How labour movements and community organizations can work together effectively is at the heart of a cautionary tale shared by Simon Black, Assistant Professor of Labour Studies.
Unions often rely on existing community organizations to help them make essential connections with local stakeholders and activists. But, what happens when community networks are weak or non-existent?
Black answers that question in his recent paper, “Community Unionism without the Community? Lessons from Labour-Community Coalitions in the Canadian Child Care Sector,” which looks at the fight to defend municipal child care centres in Toronto and in nearby Peel Region.
His analysis yields important and timely lessons for community and labour activists alike. The paper was recently recognized with the best article award from the U.S.-based Labor Studies Journal.
According to Black, Ontario’s municipal centres have been under intensive fiscal pressure due to the neoliberal restructuring of public services in the wake of the 2008 financial crisis, despite their global reputation for high-quality child care.

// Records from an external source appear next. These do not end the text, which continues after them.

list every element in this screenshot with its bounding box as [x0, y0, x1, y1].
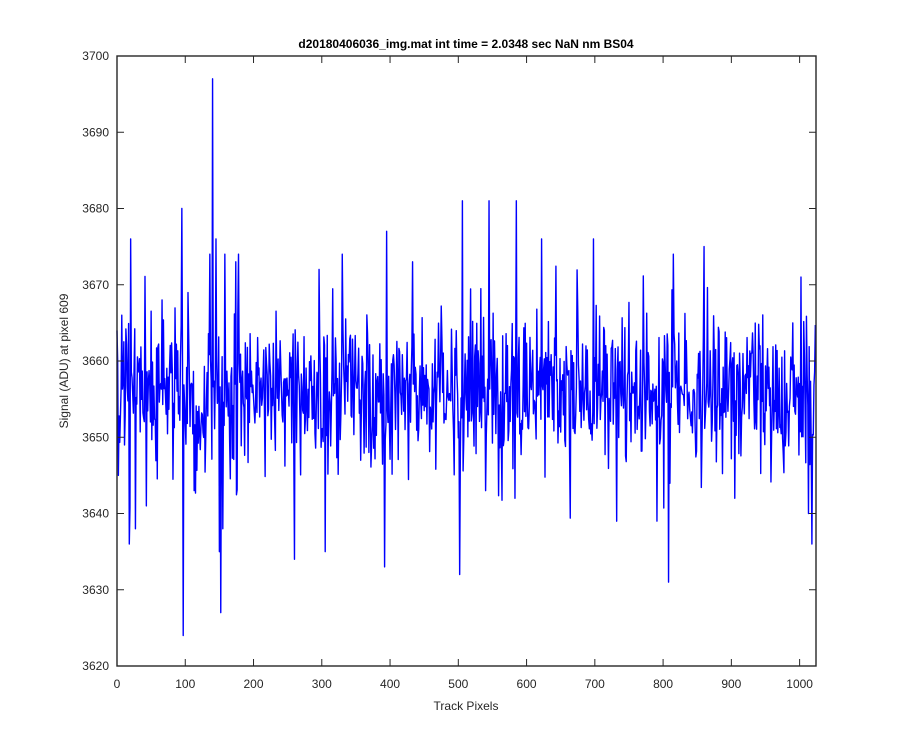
x-tick-label: 200 — [244, 677, 264, 691]
x-tick-label: 800 — [653, 677, 673, 691]
y-tick-label: 3630 — [82, 583, 109, 597]
y-tick-label: 3660 — [82, 354, 109, 368]
y-tick-label: 3640 — [82, 507, 109, 521]
y-axis-label: Signal (ADU) at pixel 609 — [57, 293, 71, 428]
series-layer — [116, 78, 817, 637]
x-tick-label: 400 — [380, 677, 400, 691]
chart-title: d20180406036_img.mat int time = 2.0348 s… — [298, 37, 634, 51]
y-tick-label: 3620 — [82, 659, 109, 673]
x-tick-label: 1000 — [786, 677, 813, 691]
x-axis-label: Track Pixels — [434, 699, 499, 713]
x-tick-label: 100 — [175, 677, 195, 691]
x-tick-label: 900 — [721, 677, 741, 691]
x-tick-label: 700 — [585, 677, 605, 691]
y-tick-label: 3690 — [82, 125, 109, 139]
y-tick-label: 3650 — [82, 430, 109, 444]
x-tick-label: 300 — [312, 677, 332, 691]
x-tick-label: 600 — [517, 677, 537, 691]
x-tick-label: 500 — [448, 677, 468, 691]
signal-series-line — [116, 78, 817, 637]
y-tick-label: 3670 — [82, 278, 109, 292]
axes-box — [116, 55, 817, 667]
y-tick-label: 3680 — [82, 202, 109, 216]
y-tick-label: 3700 — [82, 49, 109, 63]
tick-layer: 0 100 200 300 400 500 600 700 800 900 1000 3620 3630… — [82, 49, 816, 691]
x-tick-label: 0 — [114, 677, 121, 691]
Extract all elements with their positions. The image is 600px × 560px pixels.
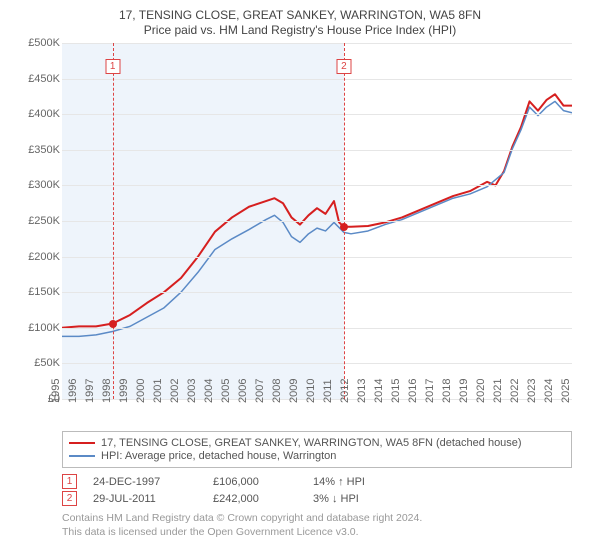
legend: 17, TENSING CLOSE, GREAT SANKEY, WARRING… [62, 431, 572, 468]
chart-subtitle: Price paid vs. HM Land Registry's House … [10, 23, 590, 37]
transaction-vline [344, 43, 345, 399]
chart-container: 17, TENSING CLOSE, GREAT SANKEY, WARRING… [0, 0, 600, 560]
y-axis-label: £250K [18, 215, 60, 227]
transaction-marker-box: 2 [336, 59, 351, 74]
gridline [62, 185, 572, 186]
gridline [62, 363, 572, 364]
transaction-comparison: 14% ↑ HPI [313, 476, 413, 488]
gridline [62, 43, 572, 44]
y-axis-label: £450K [18, 73, 60, 85]
gridline [62, 292, 572, 293]
y-axis-label: £400K [18, 108, 60, 120]
transaction-price: £106,000 [213, 476, 313, 488]
legend-item: 17, TENSING CLOSE, GREAT SANKEY, WARRING… [69, 437, 565, 449]
legend-swatch [69, 442, 95, 444]
transaction-number-box: 1 [62, 474, 77, 489]
gridline [62, 221, 572, 222]
transaction-number-box: 2 [62, 491, 77, 506]
transaction-date: 24-DEC-1997 [93, 476, 213, 488]
gridline [62, 257, 572, 258]
transactions-table: 1 24-DEC-1997£106,00014% ↑ HPI 2 29-JUL-201… [62, 474, 590, 506]
legend-swatch [69, 455, 95, 457]
footer-line: This data is licensed under the Open Gov… [62, 526, 590, 540]
chart-area: 12 £0£50K£100K£150K£200K£250K£300K£350K£… [18, 43, 578, 423]
transaction-marker-box: 1 [105, 59, 120, 74]
y-axis-label: £500K [18, 37, 60, 49]
footer-line: Contains HM Land Registry data © Crown c… [62, 512, 590, 526]
gridline [62, 150, 572, 151]
transaction-vline [113, 43, 114, 399]
y-axis-label: £150K [18, 286, 60, 298]
series-blue [62, 101, 572, 336]
y-axis-label: £200K [18, 251, 60, 263]
transaction-row: 2 29-JUL-2011£242,0003% ↓ HPI [62, 491, 590, 506]
gridline [62, 79, 572, 80]
transaction-point [109, 320, 117, 328]
transaction-price: £242,000 [213, 493, 313, 505]
gridline [62, 328, 572, 329]
legend-label: HPI: Average price, detached house, Warr… [101, 450, 336, 462]
y-axis-label: £50K [18, 357, 60, 369]
x-axis-label: 2025 [560, 379, 584, 403]
transaction-comparison: 3% ↓ HPI [313, 493, 413, 505]
y-axis-label: £100K [18, 322, 60, 334]
y-axis-label: £300K [18, 179, 60, 191]
legend-label: 17, TENSING CLOSE, GREAT SANKEY, WARRING… [101, 437, 522, 449]
chart-title: 17, TENSING CLOSE, GREAT SANKEY, WARRING… [10, 8, 590, 22]
legend-item: HPI: Average price, detached house, Warr… [69, 450, 565, 462]
plot-region: 12 [62, 43, 572, 399]
gridline [62, 114, 572, 115]
transaction-point [340, 223, 348, 231]
transaction-date: 29-JUL-2011 [93, 493, 213, 505]
y-axis-label: £350K [18, 144, 60, 156]
transaction-row: 1 24-DEC-1997£106,00014% ↑ HPI [62, 474, 590, 489]
footer-attribution: Contains HM Land Registry data © Crown c… [62, 512, 590, 539]
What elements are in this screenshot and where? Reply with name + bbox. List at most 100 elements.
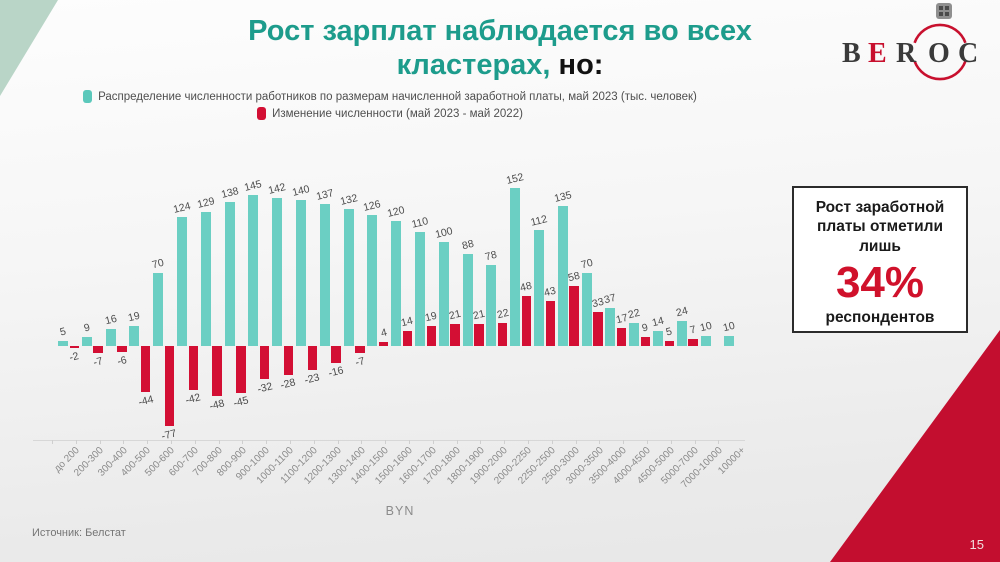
red-bar	[521, 296, 532, 346]
bar-value-label: -44	[136, 393, 155, 409]
red-bar	[402, 331, 413, 346]
bar-value-label: 112	[529, 212, 549, 229]
bar-value-label: 70	[151, 256, 166, 272]
callout-text-bottom: респондентов	[825, 309, 935, 327]
axis-tick	[385, 440, 387, 444]
bar-value-label: -7	[353, 355, 366, 370]
legend-swatch-teal	[83, 90, 93, 103]
source-text: Источник: Белстат	[32, 527, 126, 539]
red-bar	[283, 346, 294, 376]
red-bar	[450, 324, 460, 346]
axis-tick	[52, 440, 53, 444]
teal-bar	[676, 321, 687, 346]
axis-tick	[409, 440, 410, 444]
axis-tick	[147, 440, 149, 444]
red-bar	[688, 338, 698, 346]
teal-bar	[653, 331, 663, 346]
teal-bar	[105, 329, 116, 346]
axis-tick	[313, 440, 315, 444]
red-bar	[212, 346, 222, 396]
callout-box: Рост заработной платы отметили лишь 34% …	[792, 186, 968, 333]
teal-bar	[724, 335, 735, 346]
axis-tick	[599, 440, 601, 444]
title-line2-teal: кластерах,	[396, 49, 551, 82]
red-bar	[593, 311, 603, 346]
grid-icon[interactable]	[936, 3, 952, 19]
axis-tick	[218, 440, 220, 444]
axis-tick	[75, 440, 77, 444]
red-bar	[236, 346, 246, 393]
bar-value-label: 135	[552, 188, 573, 205]
red-bar	[140, 346, 151, 392]
axis-tick	[242, 440, 244, 444]
legend-item: Изменение численности (май 2023 - май 20…	[30, 107, 750, 120]
beroc-logo: B E R O C	[840, 20, 980, 86]
axis-tick	[361, 440, 363, 444]
teal-bar	[248, 195, 259, 346]
red-bar	[378, 341, 389, 346]
legend-label: Изменение численности (май 2023 - май 20…	[272, 107, 523, 120]
teal-bar	[319, 203, 330, 346]
red-bar	[188, 346, 198, 390]
teal-bar	[462, 254, 473, 346]
legend-label: Распределение численности работников по …	[98, 90, 697, 103]
axis-tick	[123, 440, 125, 444]
title-line2-black: но:	[558, 49, 604, 82]
teal-bar	[81, 336, 92, 346]
red-bar	[616, 328, 627, 346]
corner-decoration-green	[0, 0, 58, 96]
axis-tick	[171, 440, 172, 444]
teal-bar	[605, 307, 616, 346]
teal-bar	[415, 231, 425, 346]
axis-tick	[480, 440, 482, 444]
red-bar	[474, 324, 484, 346]
red-bar	[545, 301, 555, 346]
teal-bar	[486, 264, 497, 346]
teal-bar	[367, 214, 378, 346]
x-axis-line	[33, 440, 745, 441]
x-axis-title: BYN	[385, 504, 415, 518]
red-bar	[164, 346, 175, 427]
axis-tick	[99, 440, 101, 444]
bar-value-label: -77	[160, 427, 179, 443]
bar-value-label: 152	[505, 170, 526, 187]
teal-bar	[200, 211, 211, 346]
axis-tick	[647, 440, 648, 444]
legend-item: Распределение численности работников по …	[30, 90, 750, 103]
red-bar	[569, 285, 579, 346]
red-bar	[259, 346, 270, 380]
page-number: 15	[969, 537, 984, 552]
red-bar	[69, 346, 79, 349]
red-bar	[93, 346, 103, 354]
red-bar	[497, 323, 508, 346]
red-bar	[117, 346, 127, 353]
teal-bar	[391, 221, 402, 346]
teal-bar	[629, 323, 640, 346]
teal-bar	[534, 229, 544, 346]
teal-bar	[272, 198, 283, 346]
red-bar	[307, 346, 317, 370]
teal-bar	[177, 217, 187, 346]
teal-bar	[296, 200, 306, 346]
axis-tick	[623, 440, 625, 444]
logo-letter-c: C	[958, 38, 978, 69]
teal-bar	[557, 205, 568, 346]
callout-percent: 34%	[835, 258, 925, 308]
axis-tick	[551, 440, 553, 444]
bar-value-label: 78	[484, 248, 499, 264]
teal-bar	[153, 273, 164, 346]
axis-tick	[432, 440, 434, 444]
axis-tick	[337, 440, 339, 444]
logo-letter-o: O	[928, 38, 950, 69]
logo-letter-b: B	[842, 38, 861, 69]
callout-text-top: Рост заработной платы отметили лишь	[815, 199, 945, 255]
axis-tick	[504, 440, 506, 444]
bar-chart: BYN 5 -2 до 200 9 -7 200-300 16 -6 300-400 19 -44 4…	[28, 152, 750, 520]
teal-bar	[58, 340, 68, 346]
axis-tick	[456, 440, 458, 444]
teal-bar	[438, 242, 449, 346]
teal-bar	[700, 335, 711, 346]
axis-tick	[266, 440, 268, 444]
teal-bar	[581, 273, 592, 346]
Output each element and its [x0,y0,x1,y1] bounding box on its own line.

Unions typically stay in the background of such campaigns, preferring to support community and advocacy organizations to act as the face of the campaign. In Toronto, an existing culture of engaged activists and parent groups allowed the union and community to mobilize. A larger grassroots anti-austerity movement that was building in reaction to the City’s budget provided additional momentum. In the end, Toronto’s municipal child care centres were saved.
The municipal centres in Peel were not so fortunate. Activists had employed many of the same tactics, so why were the results so different?
Lacking the strong community ties that buoyed the Toronto campaign, defenders of public child care in Peel were forced to quickly build from scratch a coalition of parents who were new to advocacy and organizing, Black says. In a very short time, the Peel campaign had mobilized hundreds of supporters and put considerable pressure on local politicians.
In what seemed like a reprieve for the centres, Peel council voted to defer their decision on closures for nine months. But, instead of victory, the campaign petered out as exhausted parents were unable to sustain the necessary momentum, says Black.
“It was definitely part of Peel’s strategy to have a time out, to break the momentum of the activists,” he says.
Ultimately, Peel’s child care advocates lost their battle and the municipal centres were closed.
Black suggests that labour activism is often most needed where it is least welcome: in conservative-leaning suburbs where unions are likely to face public hostility.
“Unions have to play a role that’s not just in the background, despite the fear of a taxpayer or political backlash,” he says. “They have to go in and organize tenants, organize unorganized workers, organize parents and students, to build the power of the community before you can have a good community-union partnership.”
He acknowledges that community organizing is difficult and resource-intensive but says, “the alternative is privatization, the closure of daycares, the closure of hospitals.”
“In labour studies, you hope to reach a broad audience of working people and you hope that your research informs union and community strategies to defend things like high-quality child care, especially in the current political climate.”
With recent provincial budget announcements by Doug Ford’s Conservative government, Black expects similar struggles to erupt again in Ontario.
“Take something like the 50 per cent cut in funding for public library services,” he says. “You could see community and labour coming together to save library services in St. Catharines. That could be the kind of fight we see.”
The recognition of “Community Unionism without the Community?” by the Labor Studies Journal is “particularly impressive for a paper focusing on Canada,” says Kendra Coulter, Chair of the Department of Labour Studies.
Although his paper examines a Canadian labour struggle in the child care sector, Black says “the broader question of labour and community” is what interests American readers.
How to effectively navigate the complex, and sometimes fractious, relationships between unions and community groups, “is something that labour studies scholars in the U.S. have been trying to figure out for some time,” he says.
Black’s paper concludes that effective community unionism is impossible without community.
“In this time of austerity,” says Black, “if we’re going to defend public services like libraries, child care centres, and hospitals, we’re going to have to work through how communities and labour movements can work together.”